The quagmire in Iraq seems to deepen by the week, with the guerrilla resistance growing stronger and more sophisticated. The past month has been particularly sobering for the United States: five American helicopters downed, more than eighty American soldiers killed, and more departures among the nongovernmental organizations and international bodies needed to help in reconstruction.
In response to these events and to a new CIA report warning of the growing disaffection of the Iraqi people, the Bush Administration has unveiled an “Iraqization” strategy that moves up the date for turning over some control to an Iraqi governing body to June and that speeds up the process of training Iraqi police and security forces. Also anticipated is the first withdrawal of US troops next spring, several months before the presidential election.
The new Bush policy seems more an exercise in political expediency–an attempt to put an Iraqi face on the US occupation while preparing the way to cut and run if the going gets tough–than a serious plan for fostering Iraqi democracy, stabilizing the country or bringing US troops safely home. Indeed, as Jalal Talabani, current president of the US-appointed Governing Council, made clear to the Washington Post, the United States will still be pulling the strings even after the handover, with American troops remaining as “invited guests.”
The Administration seems to believe it can get more Iraqis to join its efforts without ceding, in the near term, any real sovereignty. But without such sovereignty the Iraqi troops the United States is training, as well as the selected Iraqi leaders, will continue to be seen as collaborators and will have little effectiveness in repelling guerrilla attacks–whether by Saddam loyalists or by those simply opposed to the US occupation–or in establishing their own authority. As foreign policy columnist William Pfaff has recently observed, security and sovereignty cannot be separated: “You cannot have one without the other.”
After having waged war on the basis of deception and outright lies, and after arrogantly rebuking the other United Nations Security Council members for their call for more international control, the Bush Administration bears responsibility for the fact that there are no good or easy options in Iraq. Those who say we must “stay the course”–even when they mean by that a genuine effort to rebuild Iraq’s infrastructure and provide safety for its people–ignore the reality on the ground. American forces, especially in the Sunni triangle, are doing little to provide security for postwar reconstruction and nation-building while provoking ever-greater hostility with their expanding “search and destroy” missions. They are increasingly targets, as are those Iraqis and citizens of other nations (like the nineteen Italians who died in a recent attack) who are cooperating with the United States. More US troops will do little to change that dynamic. Indeed, if history is any guide, this is a war we cannot win, even if the guerrillas represent remnants of a despised regime and lack broad support among Iraqis.
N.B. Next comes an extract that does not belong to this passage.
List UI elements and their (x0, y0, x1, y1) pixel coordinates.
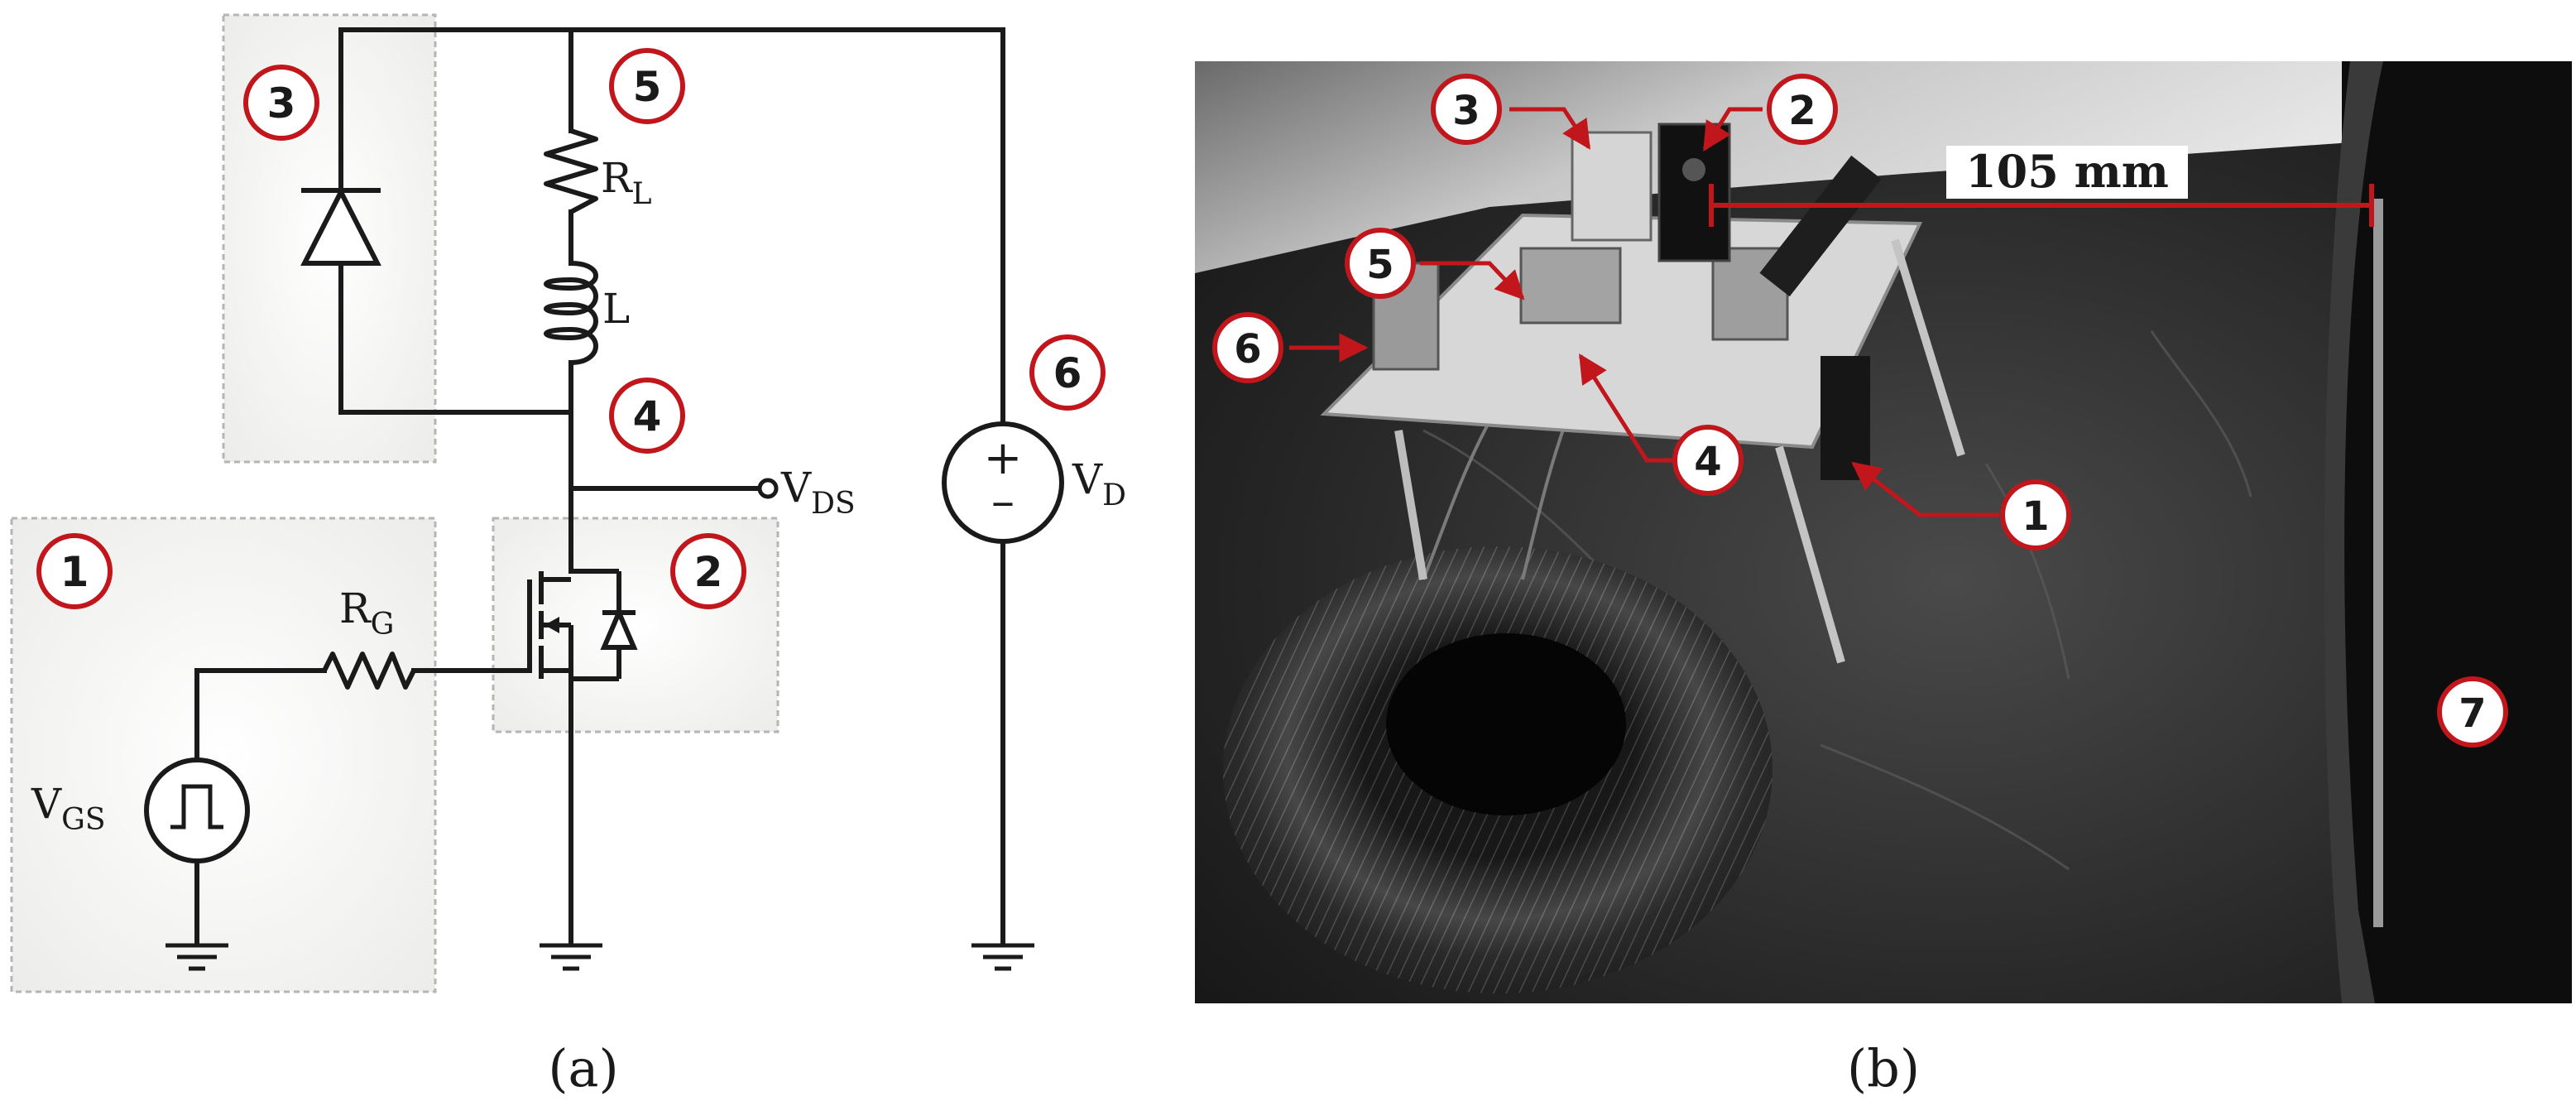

The better, and ultimately more responsible, alternative is an immediate restoration of Iraqi sovereignty–ideally through a process overseen by the UN–combined with an orderly but rapid withdrawal of US troops. Only by setting forth a clear, firm timetable for both to be accomplished–within months–can Washington hope to break the momentum of the guerrilla war and transform the logic of the situation in Iraq from one of occupation to one of restoring self-determination. And it is only by signaling that it is willing to relinquish control–political and economic–that the United States can hope to re-engage the UN. This commitment to Iraqi sovereignty also means that it will be Iraqis, not the officials running Washington’s crony contracting process, who determine the nature of Iraq’s economic system and oversee the process of awarding contracts for reconstruction. Accompanying these changes could be a new effort to establish a truly multinational force that would provide an interim Iraqi government with assistance in reconstruction, security and preparations for elections. But these developments must be the product of, not the precondition for, the restoration of Iraqi sovereignty.
The future of Iraq should not be turned into a question of whether America has the stomach to stay the course. It is a question of giving Iraqis a chance to determine their own future, with whatever assistance they choose: the UN, the Arab League or other international bodies.
Yes, there is a danger that Iraq will slide further into chaos or civil war if US forces are withdrawn. But in our neoimperial delirium, we have forgotten one of the lessons of the twentieth century: that no people, no matter how dispirited by years of dictatorship, will tolerate occupation–whatever its intentions–for long before the occupiers themselves become the targets of revolt and the source of instability. We cannot will a stable, democratic Iraq into being, even with double or triple the US forces there now. Only the Iraqis can do that–on their own terms and in their own time.